As described above, according to the present invention, it is possible to continuously and efficiently manufacture a spiral welded pipe excellent in appearance and size.

[Brief description of drawings]

FIG. 1 is a schematic view showing an apparatus for manufacturing a spiral welded pipe according to an embodiment of the present invention.

FIG. 2 is a schematic diagram showing an example of a bend shape detector.

FIG. 3 is a schematic view showing a conventional device.

[Explanation of symbols]

 11E Cold rolling mill 11F Bending shape detector 12A Forming device 12B Internal welding machine 12C External welding machine

Claims (2)

[Claims] 1. A method for producing a spiral welded pipe, which comprises feeding a metal strip to form a spiral pipe, and welding opposite edges of the strip formed in the spiral pipe to form a spiral welded pipe.

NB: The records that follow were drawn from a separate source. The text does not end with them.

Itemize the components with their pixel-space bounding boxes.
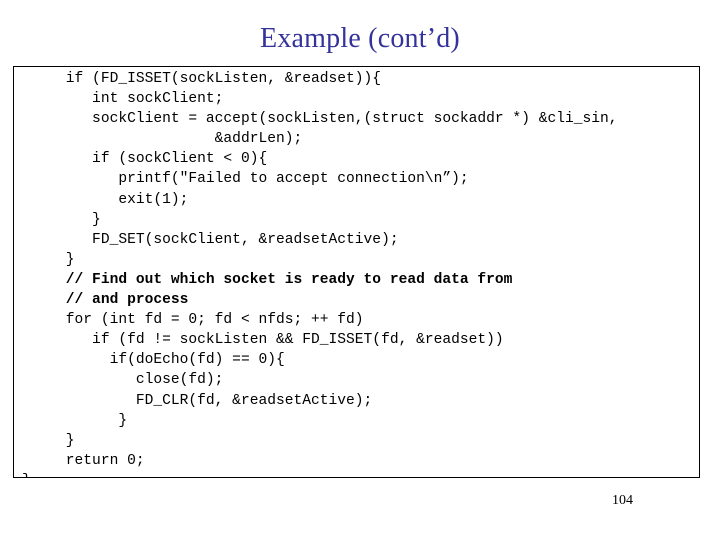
code-line: if (fd != sockListen && FD_ISSET(fd, &re…: [22, 332, 504, 349]
slide-page-number: 104: [612, 493, 633, 508]
code-line: // Find out which socket is ready to rea…: [22, 271, 513, 288]
code-line: return 0;: [22, 452, 145, 469]
code-line: }: [14, 471, 699, 477]
code-line: if(doEcho(fd) == 0){: [22, 352, 285, 369]
code-line: printf("Failed to accept connection\n”);: [22, 171, 469, 188]
slide-canvas: Example (cont’d) if (FD_ISSET(sockListen…: [0, 0, 720, 540]
code-lines-container: if (FD_ISSET(sockListen, &readset)){ int…: [14, 67, 699, 477]
code-listing-box: if (FD_ISSET(sockListen, &readset)){ int…: [13, 66, 700, 478]
code-line: exit(1);: [22, 191, 189, 208]
code-line: &addrLen);: [22, 131, 303, 148]
code-line: }: [22, 432, 75, 449]
code-line: FD_SET(sockClient, &readsetActive);: [22, 231, 399, 248]
code-line: sockClient = accept(sockListen,(struct s…: [22, 111, 618, 128]
code-line: if (sockClient < 0){: [22, 151, 268, 168]
code-line: }: [22, 412, 128, 429]
code-line: int sockClient;: [22, 91, 224, 108]
code-line: for (int fd = 0; fd < nfds; ++ fd): [22, 312, 364, 329]
code-line: // and process: [22, 292, 189, 309]
code-line: }: [22, 211, 101, 228]
code-line: close(fd);: [22, 372, 224, 389]
code-line: }: [22, 251, 75, 268]
page-title: Example (cont’d): [260, 23, 460, 54]
code-line: FD_CLR(fd, &readsetActive);: [22, 392, 373, 409]
code-line: if (FD_ISSET(sockListen, &readset)){: [22, 71, 382, 87]
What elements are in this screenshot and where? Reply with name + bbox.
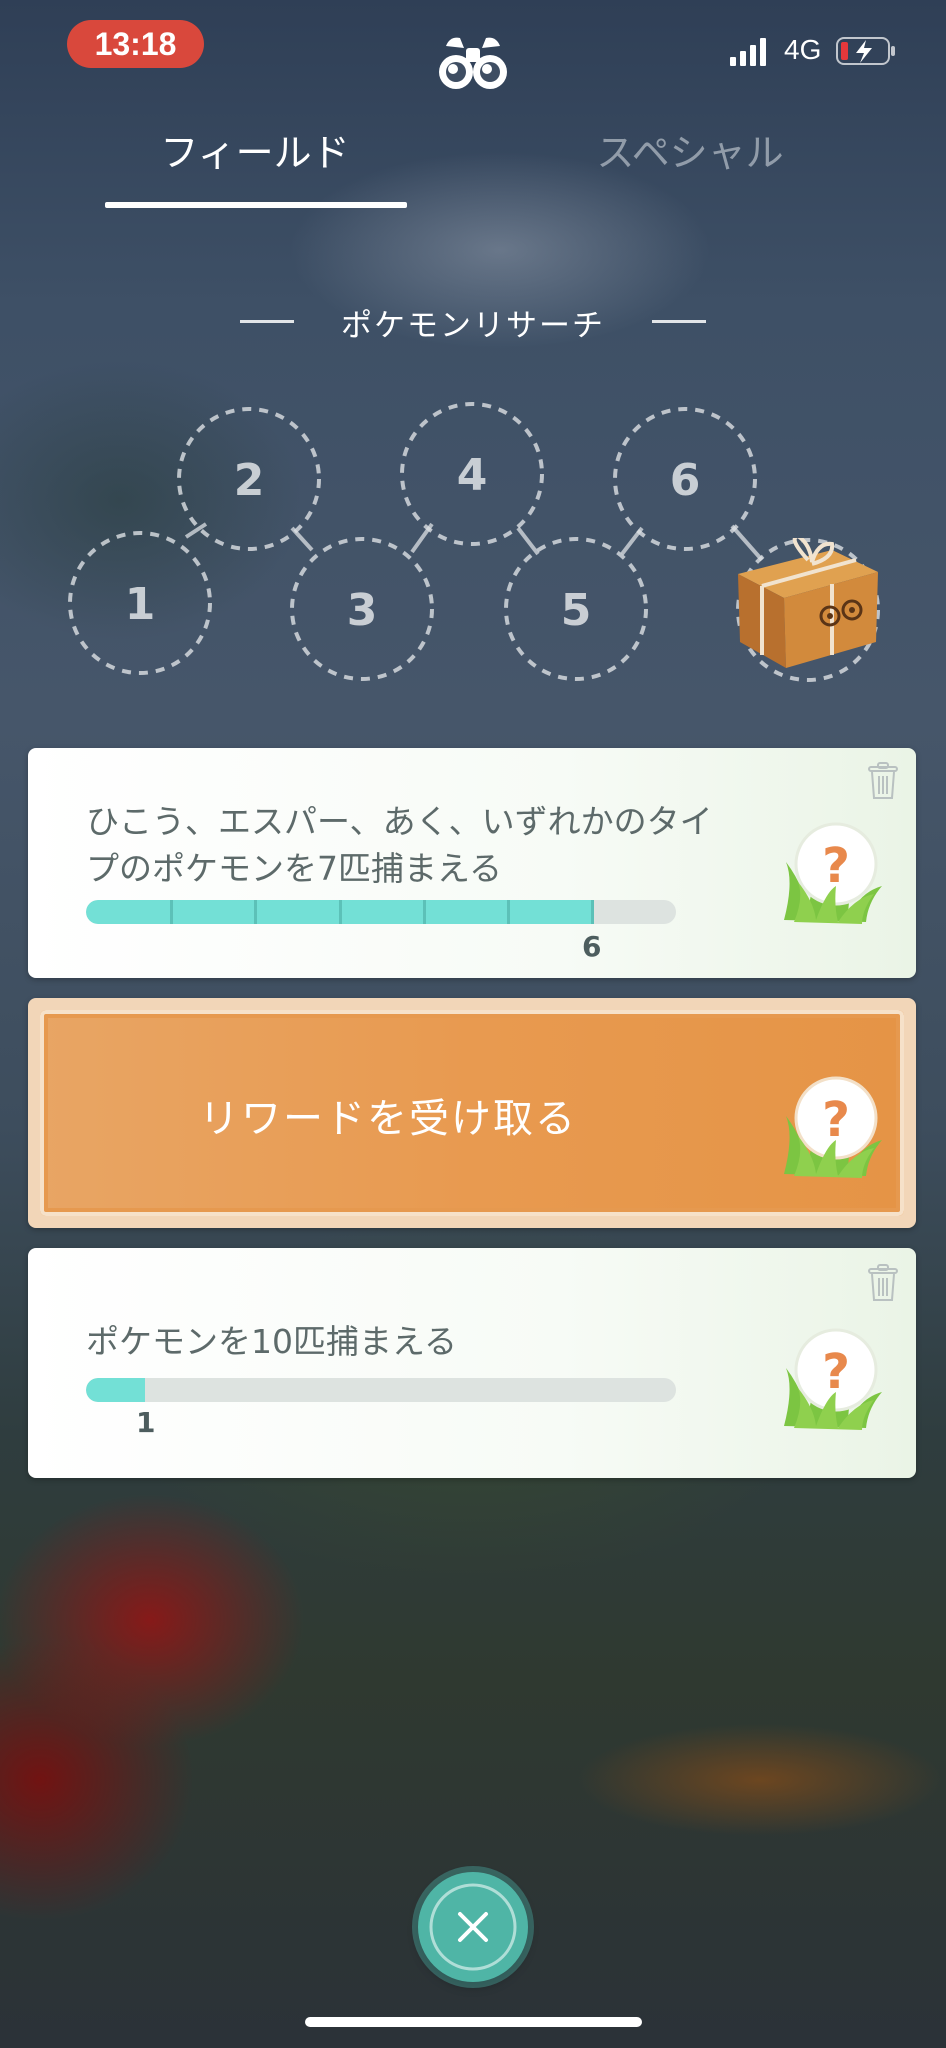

A method for producing a spiral welded pipe, which comprises flattening and straightening the strip by a cold rolling machine capable of single-rolling in a feeding process before forming into a spiral pipe. 2. A spiral welded pipe manufacturing apparatus comprising: a forming device for forming a metal strip into a spiral tubular shape; and a welding machine for welding opposite edges of the spiral tubular shaped strip. To the forming device,
An apparatus for producing a spiral welded pipe, comprising a cold rolling mill capable of flat rolling and straightening the strip and capable of one-side rolling.